Falling in love can happen anywhere and in the strangest ways. I’m a firm believer in love at first sight; it’s all in the eyes.
It’s not uncommon to know someone who went travelling, met another traveller, they fell in love, one relocated to be with the other and they lived happily ever after.
You’re both globetrotting for the same reason of experience something new and having some fun. In the meantime, your shared adventure is changing both your lives, together.
The ugly side to this sought-after lifestyle is when it’s home time. The calendar draws closer to the departure date on your ticket and both you and your newfound love know the end is inevitable. Many long hugs and goodbye kisses in foreign airports only prolong the heartache. It’s a long lonely walk back to the car from the airport. Believe me, I know. I’ve been there.

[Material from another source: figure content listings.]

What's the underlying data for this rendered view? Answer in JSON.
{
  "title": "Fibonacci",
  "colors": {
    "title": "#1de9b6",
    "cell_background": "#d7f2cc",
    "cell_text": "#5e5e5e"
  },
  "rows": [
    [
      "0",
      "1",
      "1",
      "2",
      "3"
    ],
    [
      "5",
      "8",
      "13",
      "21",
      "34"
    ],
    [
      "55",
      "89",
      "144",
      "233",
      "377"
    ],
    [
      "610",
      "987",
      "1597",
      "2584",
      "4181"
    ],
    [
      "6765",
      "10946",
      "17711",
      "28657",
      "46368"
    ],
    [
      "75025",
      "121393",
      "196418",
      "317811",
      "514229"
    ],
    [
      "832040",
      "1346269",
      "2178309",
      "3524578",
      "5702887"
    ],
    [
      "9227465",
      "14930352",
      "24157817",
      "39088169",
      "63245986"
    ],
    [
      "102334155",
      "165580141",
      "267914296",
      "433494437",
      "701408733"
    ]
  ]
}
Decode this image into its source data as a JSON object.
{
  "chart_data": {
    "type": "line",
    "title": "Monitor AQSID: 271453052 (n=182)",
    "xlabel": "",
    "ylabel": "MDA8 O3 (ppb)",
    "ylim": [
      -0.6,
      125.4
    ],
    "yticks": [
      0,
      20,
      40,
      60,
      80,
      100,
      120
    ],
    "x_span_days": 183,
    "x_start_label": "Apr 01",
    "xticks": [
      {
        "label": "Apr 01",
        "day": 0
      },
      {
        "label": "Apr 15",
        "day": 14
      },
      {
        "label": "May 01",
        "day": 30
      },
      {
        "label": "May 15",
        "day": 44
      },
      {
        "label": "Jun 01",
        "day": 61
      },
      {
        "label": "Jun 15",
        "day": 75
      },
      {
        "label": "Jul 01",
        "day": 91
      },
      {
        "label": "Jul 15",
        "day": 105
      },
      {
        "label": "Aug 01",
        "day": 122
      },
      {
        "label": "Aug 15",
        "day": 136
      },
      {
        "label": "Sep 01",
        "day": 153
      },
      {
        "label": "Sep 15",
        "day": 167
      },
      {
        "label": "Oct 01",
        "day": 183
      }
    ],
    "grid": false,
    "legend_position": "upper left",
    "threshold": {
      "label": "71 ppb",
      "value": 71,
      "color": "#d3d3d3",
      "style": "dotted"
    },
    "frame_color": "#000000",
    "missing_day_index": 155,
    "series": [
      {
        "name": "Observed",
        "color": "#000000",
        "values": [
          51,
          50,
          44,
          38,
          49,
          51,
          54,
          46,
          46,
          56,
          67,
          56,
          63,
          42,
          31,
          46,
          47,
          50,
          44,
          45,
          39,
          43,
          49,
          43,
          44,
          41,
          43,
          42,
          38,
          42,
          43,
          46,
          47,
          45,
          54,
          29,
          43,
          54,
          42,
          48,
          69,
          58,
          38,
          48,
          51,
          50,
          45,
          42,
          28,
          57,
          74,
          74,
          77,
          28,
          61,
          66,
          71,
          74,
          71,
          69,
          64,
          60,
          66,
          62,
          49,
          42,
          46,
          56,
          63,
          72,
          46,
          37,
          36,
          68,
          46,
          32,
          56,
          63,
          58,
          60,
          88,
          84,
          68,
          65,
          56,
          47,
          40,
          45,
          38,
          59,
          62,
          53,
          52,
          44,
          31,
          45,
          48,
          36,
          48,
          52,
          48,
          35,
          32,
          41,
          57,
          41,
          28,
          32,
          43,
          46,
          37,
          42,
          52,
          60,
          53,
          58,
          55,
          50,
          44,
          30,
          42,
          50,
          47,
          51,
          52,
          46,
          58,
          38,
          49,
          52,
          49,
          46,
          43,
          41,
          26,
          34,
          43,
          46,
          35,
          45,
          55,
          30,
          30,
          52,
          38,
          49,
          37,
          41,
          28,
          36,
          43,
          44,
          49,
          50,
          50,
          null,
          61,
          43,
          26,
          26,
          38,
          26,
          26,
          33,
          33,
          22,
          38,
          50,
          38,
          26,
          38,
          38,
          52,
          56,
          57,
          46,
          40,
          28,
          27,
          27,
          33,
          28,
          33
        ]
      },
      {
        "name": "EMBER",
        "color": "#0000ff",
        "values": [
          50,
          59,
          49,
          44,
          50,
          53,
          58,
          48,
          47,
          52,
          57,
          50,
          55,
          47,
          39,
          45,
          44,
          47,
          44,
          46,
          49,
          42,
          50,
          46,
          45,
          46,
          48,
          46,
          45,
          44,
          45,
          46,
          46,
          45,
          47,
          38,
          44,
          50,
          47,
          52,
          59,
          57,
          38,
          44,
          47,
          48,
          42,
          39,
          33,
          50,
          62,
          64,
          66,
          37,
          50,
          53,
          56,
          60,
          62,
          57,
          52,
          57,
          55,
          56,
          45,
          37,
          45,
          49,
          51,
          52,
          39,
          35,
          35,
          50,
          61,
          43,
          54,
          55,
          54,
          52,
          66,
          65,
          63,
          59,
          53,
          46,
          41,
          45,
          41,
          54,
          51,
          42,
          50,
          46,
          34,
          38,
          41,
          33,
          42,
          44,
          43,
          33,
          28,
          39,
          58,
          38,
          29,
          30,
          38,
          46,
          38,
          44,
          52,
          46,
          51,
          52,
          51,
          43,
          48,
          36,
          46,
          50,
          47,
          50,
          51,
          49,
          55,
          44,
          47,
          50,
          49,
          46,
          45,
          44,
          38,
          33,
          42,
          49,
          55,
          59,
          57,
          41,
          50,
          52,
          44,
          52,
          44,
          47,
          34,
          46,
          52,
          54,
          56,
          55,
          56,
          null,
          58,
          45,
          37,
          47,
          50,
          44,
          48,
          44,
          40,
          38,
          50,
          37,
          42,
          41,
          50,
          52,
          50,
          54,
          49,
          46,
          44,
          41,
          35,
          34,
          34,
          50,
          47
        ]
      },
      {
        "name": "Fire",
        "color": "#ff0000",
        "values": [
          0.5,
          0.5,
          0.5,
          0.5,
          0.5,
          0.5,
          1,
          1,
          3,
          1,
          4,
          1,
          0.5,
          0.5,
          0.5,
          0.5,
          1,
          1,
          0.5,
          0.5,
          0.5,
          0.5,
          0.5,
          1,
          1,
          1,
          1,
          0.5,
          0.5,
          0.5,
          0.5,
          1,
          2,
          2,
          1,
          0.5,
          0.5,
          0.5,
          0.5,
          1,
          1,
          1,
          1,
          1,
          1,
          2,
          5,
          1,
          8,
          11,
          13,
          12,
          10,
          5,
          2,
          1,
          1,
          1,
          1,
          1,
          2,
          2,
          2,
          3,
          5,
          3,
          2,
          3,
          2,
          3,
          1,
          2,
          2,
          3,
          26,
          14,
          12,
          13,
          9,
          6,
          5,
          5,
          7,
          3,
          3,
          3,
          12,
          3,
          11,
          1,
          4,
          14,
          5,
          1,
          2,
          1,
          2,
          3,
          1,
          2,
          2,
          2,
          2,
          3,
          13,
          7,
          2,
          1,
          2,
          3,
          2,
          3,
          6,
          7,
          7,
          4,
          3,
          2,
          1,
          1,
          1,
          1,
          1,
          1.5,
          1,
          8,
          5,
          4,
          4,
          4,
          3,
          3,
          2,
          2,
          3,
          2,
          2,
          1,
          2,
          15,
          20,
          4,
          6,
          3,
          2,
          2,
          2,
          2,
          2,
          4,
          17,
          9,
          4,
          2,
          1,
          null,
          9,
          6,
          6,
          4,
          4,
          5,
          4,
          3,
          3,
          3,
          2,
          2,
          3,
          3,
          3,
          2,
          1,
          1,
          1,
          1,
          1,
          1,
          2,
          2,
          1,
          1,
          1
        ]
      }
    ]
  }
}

You both promised you’d keep in touch through Skype or Facebook, but it’s not the same. There’s even promises to come visit each other’s country, but when you get home life soon gets in the way. Old routines begin to creep back and “real” plans start to dictate your life. You meet new people.
Goodbyes were never meant to be easy. I find them especially hard. You can beat yourself up thinking about the other couple who met abroad and made their relationship work, so why couldn’t yours? It’s no use.
Look over your pictures, remember the events and the places you both experienced together, and look back over your trip and this person as a happy time in your life. Who knows, you might meet up a year or two down the road and circumstances may be different and be favourable to continue building on a relationship.
Immigrating to a new country by means of marriage or long-term relationship is an arduous process. The flood of paper work, long wait times and financial commitment is enough to get anyone discouraged. Canadian immigration laws are no exception to this headache.
So maybe we are better off just having fun and not getting too serious with a fellow traveller? We’d save ourselves much tears and pain.
After the healing effects of time and looking at the big picture, we realize it’s all part of the journey and the experience. It’s the soul-touching and heartbreaking moments that make the experience what it is. It’s these instances that confirm for us that we’re alive.